The DG test was mechanized
and constructed in cooperation with the United States Air Force
in a civilian military agreement in the mid 1990s and automated
and programmable in it’s current form, referred to as DIDACTS,
Diagnostic Instrument for Detection and Analysis of Carpal Tunnel
Syndrome.
Williams’ observations
led to the creation of the Carpal Glove Orthosis™ (CGO™).
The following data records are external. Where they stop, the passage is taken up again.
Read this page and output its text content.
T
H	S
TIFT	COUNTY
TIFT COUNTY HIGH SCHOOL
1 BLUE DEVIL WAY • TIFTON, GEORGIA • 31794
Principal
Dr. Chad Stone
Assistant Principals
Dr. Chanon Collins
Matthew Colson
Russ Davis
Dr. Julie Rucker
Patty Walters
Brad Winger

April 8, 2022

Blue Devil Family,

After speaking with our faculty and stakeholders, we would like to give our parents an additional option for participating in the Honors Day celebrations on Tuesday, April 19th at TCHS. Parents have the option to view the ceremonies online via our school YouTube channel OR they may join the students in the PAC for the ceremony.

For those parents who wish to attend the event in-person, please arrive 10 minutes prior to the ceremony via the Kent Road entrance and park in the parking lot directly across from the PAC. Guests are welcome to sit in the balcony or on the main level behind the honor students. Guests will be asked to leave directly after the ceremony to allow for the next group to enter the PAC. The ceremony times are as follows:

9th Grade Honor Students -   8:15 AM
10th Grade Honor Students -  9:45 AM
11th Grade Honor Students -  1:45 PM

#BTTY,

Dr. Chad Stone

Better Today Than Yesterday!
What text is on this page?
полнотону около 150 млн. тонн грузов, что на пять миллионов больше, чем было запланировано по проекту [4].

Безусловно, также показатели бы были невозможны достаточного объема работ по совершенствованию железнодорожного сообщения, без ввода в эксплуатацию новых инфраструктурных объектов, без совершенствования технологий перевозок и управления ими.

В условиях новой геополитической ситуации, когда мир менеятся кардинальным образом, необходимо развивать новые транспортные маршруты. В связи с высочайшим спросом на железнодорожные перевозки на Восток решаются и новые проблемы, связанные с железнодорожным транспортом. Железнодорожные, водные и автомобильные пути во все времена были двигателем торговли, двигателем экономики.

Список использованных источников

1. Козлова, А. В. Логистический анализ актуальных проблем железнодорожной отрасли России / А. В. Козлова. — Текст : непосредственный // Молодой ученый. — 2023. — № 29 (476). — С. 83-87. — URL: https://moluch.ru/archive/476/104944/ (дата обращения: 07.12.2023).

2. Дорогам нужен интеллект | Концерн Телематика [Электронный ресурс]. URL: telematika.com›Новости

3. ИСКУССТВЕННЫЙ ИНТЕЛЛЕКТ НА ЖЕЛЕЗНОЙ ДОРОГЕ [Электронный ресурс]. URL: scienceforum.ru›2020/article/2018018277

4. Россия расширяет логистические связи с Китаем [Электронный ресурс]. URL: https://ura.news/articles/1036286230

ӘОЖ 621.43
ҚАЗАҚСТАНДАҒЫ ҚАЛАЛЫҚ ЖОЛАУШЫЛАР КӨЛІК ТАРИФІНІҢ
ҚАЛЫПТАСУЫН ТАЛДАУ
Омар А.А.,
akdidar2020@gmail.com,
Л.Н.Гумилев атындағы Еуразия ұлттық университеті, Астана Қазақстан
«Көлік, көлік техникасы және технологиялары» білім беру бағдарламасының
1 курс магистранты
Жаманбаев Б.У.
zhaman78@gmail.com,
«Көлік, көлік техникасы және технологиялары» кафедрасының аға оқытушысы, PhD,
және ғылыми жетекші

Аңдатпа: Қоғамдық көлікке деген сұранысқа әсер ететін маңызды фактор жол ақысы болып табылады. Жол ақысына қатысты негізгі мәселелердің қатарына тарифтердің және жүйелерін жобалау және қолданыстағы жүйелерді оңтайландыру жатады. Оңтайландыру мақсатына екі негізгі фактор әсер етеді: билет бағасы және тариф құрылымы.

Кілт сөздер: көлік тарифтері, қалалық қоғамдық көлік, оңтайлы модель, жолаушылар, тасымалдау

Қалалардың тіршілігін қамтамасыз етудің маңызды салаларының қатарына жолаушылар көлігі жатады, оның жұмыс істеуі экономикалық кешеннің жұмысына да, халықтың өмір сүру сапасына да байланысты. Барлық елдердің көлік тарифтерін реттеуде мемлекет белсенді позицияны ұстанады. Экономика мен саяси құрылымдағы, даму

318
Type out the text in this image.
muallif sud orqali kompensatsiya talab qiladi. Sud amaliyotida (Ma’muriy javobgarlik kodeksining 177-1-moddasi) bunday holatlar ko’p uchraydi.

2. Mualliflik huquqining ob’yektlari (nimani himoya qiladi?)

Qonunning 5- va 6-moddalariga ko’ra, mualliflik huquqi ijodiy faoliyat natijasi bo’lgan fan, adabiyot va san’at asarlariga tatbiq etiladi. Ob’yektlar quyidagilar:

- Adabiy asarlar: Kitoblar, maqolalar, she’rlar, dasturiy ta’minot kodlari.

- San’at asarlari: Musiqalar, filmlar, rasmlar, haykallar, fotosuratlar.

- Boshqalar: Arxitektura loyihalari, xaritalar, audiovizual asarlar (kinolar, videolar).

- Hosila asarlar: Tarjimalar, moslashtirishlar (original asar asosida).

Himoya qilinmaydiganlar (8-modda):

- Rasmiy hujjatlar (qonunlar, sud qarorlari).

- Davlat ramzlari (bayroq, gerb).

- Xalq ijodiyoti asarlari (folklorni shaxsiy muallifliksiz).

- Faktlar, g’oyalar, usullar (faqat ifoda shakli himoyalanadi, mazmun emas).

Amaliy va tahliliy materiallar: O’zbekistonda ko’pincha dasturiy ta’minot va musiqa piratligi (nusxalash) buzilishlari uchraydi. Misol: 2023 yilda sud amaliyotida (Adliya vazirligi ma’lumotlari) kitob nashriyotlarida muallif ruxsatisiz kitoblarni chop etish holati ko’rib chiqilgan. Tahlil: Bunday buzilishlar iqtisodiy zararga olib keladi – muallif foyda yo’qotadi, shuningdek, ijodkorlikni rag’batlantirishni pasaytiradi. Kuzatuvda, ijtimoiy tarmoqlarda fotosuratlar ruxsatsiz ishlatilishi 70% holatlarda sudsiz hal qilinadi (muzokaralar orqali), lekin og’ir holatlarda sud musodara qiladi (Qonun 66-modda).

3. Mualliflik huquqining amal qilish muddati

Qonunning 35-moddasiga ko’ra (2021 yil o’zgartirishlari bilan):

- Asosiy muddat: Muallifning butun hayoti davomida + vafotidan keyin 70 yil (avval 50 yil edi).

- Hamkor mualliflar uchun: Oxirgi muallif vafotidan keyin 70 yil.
Unlike a splint that restricts movement that is intended to offer
temporary relief by resting the hand and arm, the CGO™ allows
full movement while reducing the poor alignment and facilitating
re-education of the target muscle groups. The typical end result
of using the CGO™ in the activities that were previously
provocative, are now what allows muscles to regain their force
couple balance and the wrist remains stable and in proper position
and that coincides with symptom resolution in the majority of
CTS cases.
Non-Traditional
but Outstanding Outcomes:
Williams has been using the new orthotic and treatment
protocols with local industry and in his clinic, Midwest City
Therapy Inc. Patients fully recover without changing life style
or behavior because the CGO™ encourages maximum potential
hand function and capacity while stabilizing the wrist throughout
all positions of the forearm, wrist and hand. The original device
called the Carpal Glide™ demonstrated hundreds of successes
under Williams’ close supervision but now the simplified
version requires little or no supervision, and is changing traditional
thought concerning carpal tunnel syndrome. It has evolved into
a simple “dynamic wrist glove” called the Carpal Glove
Orthosis™ II (CGO™ II). It is now offered with an
embedded patented spring that performs with a high degree of precision
within the fabric. The new CGO™ II encourages normal wrist
movement, is simple to fit, and is literally unnoticed by the
user. While the hand is performing any job, the CGO™ II
is protecting and promoting improved joint mechanics. As Williams
has often said, “one cannot make a perfect environment with
which to work, but we can become more resilient and athletic in
our working environment”…. “By knowing how the
biomechanics are affected by repetitive work, embedded technology
holds the key to creating a world free of carpal tunnel syndrome.”